Engineers had dismissed the danger from the flying insulation while the astronauts were in orbit. But Ron Dittemore, the shuttle program manager, said during a news conference in Houston yesterday that it remains the best lead in the mysterious disaster that claimed the lives of seven crew members.

"We're making the assumption that the external fuel tank was the root cause of the problem that lost Columbia," he said. "We'll see where that leads us."

As he spoke, scientists and engineers were sifting through more than 12,000 pieces of shuttle debris that have been recovered in Texas and Louisiana. Yesterday's discoveries included a piece of the cabin segment and nose cone.

Dittemore said the most important clues are likely to come from any debris found further "upstream" in Arizona or New Mexico. Those would be the first pieces that broke from the craft and a clue to the source of the fatal disintegration.

Meanwhile, scientists will rerun their analysis of what happened when a 2.7-pound sheet of hardened foam peeled off the shuttle's external fuel tank 80 seconds into liftoff, striking the underside of the wing and vaporizing in a puff of tiny pieces of debris.

Caught during a review of film the day after liftoff, it raised concerns about possible damage to the shuttle's critical tiles, which protect the craft against heat that reaches 3,000 degrees on re-entry.

Engineers began an intensive study that concluded on the 12th day of the mission. Dittemore said the team decided that even if the heat shield tiles had been damaged, it would not pose "a flight safety issue."

"At the time, I was not aware of reservations by any individual on our team," he said, noting that the computer simulation used to analyze the incident was well-tested and conservative.

Columbia, the oldest of the National Aeronautics and Space Administration's four shuttles, was destroyed 39 miles above Texas on a landing approach that was to end at Cape Canaveral, Fla. after a successful 16-day scientific mission.

NASA's investigation revealed yesterday that in Columbia's final seconds, its flight computers were in a losing struggle to keep the spacecraft from making an uncontrolled turn to the left.

NASA officials said increasing wind resistance pulling the shuttle to the left caused the shuttle's four right "yaw" jets to fire to assist other flight controls wrestling with the problem.

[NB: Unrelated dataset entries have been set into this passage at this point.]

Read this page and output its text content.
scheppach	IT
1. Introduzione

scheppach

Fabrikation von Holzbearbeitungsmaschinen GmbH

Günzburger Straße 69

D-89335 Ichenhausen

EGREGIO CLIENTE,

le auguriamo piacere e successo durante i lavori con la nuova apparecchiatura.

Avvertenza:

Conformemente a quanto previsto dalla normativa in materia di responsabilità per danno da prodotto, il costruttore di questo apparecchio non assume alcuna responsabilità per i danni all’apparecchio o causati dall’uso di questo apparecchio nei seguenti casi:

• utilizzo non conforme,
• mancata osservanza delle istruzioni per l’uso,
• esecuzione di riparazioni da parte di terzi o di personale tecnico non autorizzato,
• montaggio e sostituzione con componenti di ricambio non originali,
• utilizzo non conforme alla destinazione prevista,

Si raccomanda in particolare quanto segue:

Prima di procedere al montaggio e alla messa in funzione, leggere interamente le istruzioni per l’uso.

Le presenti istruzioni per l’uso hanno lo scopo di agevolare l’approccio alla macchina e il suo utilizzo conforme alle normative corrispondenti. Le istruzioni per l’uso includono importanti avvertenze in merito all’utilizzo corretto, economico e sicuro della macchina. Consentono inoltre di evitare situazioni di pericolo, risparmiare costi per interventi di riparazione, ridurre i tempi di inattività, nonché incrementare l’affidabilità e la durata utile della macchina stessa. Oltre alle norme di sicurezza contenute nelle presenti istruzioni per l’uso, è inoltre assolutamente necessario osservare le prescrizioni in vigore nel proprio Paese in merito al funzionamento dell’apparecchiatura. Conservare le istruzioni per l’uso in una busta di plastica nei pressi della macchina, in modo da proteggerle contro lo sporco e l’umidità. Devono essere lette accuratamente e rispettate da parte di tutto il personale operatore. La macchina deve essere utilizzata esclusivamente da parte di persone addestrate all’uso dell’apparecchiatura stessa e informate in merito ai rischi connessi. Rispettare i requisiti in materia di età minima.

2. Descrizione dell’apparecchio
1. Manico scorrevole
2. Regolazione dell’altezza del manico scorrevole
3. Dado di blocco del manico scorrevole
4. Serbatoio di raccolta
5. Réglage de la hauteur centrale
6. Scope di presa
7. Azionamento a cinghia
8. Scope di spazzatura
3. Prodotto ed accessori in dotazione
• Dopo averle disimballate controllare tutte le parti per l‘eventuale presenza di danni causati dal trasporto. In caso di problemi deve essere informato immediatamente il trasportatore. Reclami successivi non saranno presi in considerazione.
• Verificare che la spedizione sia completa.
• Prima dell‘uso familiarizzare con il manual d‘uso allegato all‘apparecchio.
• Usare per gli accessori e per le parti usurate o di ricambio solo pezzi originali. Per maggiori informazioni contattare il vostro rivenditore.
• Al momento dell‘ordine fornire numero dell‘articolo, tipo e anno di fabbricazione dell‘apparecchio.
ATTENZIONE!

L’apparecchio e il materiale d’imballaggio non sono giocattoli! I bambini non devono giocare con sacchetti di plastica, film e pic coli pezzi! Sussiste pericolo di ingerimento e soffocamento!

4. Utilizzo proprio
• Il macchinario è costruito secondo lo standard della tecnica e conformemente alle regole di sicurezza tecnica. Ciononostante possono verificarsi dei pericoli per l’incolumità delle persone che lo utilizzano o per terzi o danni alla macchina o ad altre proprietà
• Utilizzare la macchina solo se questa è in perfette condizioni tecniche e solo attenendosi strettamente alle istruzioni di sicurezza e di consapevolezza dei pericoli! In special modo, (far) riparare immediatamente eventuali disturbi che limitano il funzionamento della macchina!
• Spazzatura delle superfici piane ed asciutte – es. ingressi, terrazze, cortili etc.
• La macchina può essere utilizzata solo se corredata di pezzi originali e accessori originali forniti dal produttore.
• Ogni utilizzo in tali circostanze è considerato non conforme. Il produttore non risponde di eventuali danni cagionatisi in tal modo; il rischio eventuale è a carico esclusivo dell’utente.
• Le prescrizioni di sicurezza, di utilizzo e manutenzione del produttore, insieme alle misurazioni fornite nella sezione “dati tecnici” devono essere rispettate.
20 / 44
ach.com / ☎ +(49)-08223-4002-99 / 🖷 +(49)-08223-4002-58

"It appears we were losing ground," said Dittemore. "It was not long after that point that we lost all data and communications with the crew."

NASA officials planned to take time today for a memorial service for the seven lost Columbia astronauts. President Bush was to attend services at the Johnson Space Center.

There was to be no other interruption in the investigation or the search for the remains of the shuttle and its crew.

In Nacogdoches County, Texas, Sheriff Thomas Kerss said searchers had found what he described as 7-foot piece of the shuttle crew cabin and computer components.

Part of the shuttle's nose was found buried deep in a 20-foot-wide hole on the Texas-Louisiana border.

The debris and crew remains were being collected at Barksdale Air Force Base near Shreveport, La., and at Carswell Air Force base near Fort Worth, Texas.

Dittemore said yesterday that barely 1 percent of the shuttle's bulk had been recovered, none of it of critical importance. Intact, Columbia weighed about 180,000 pounds, but none of the debris struck or injured anyone.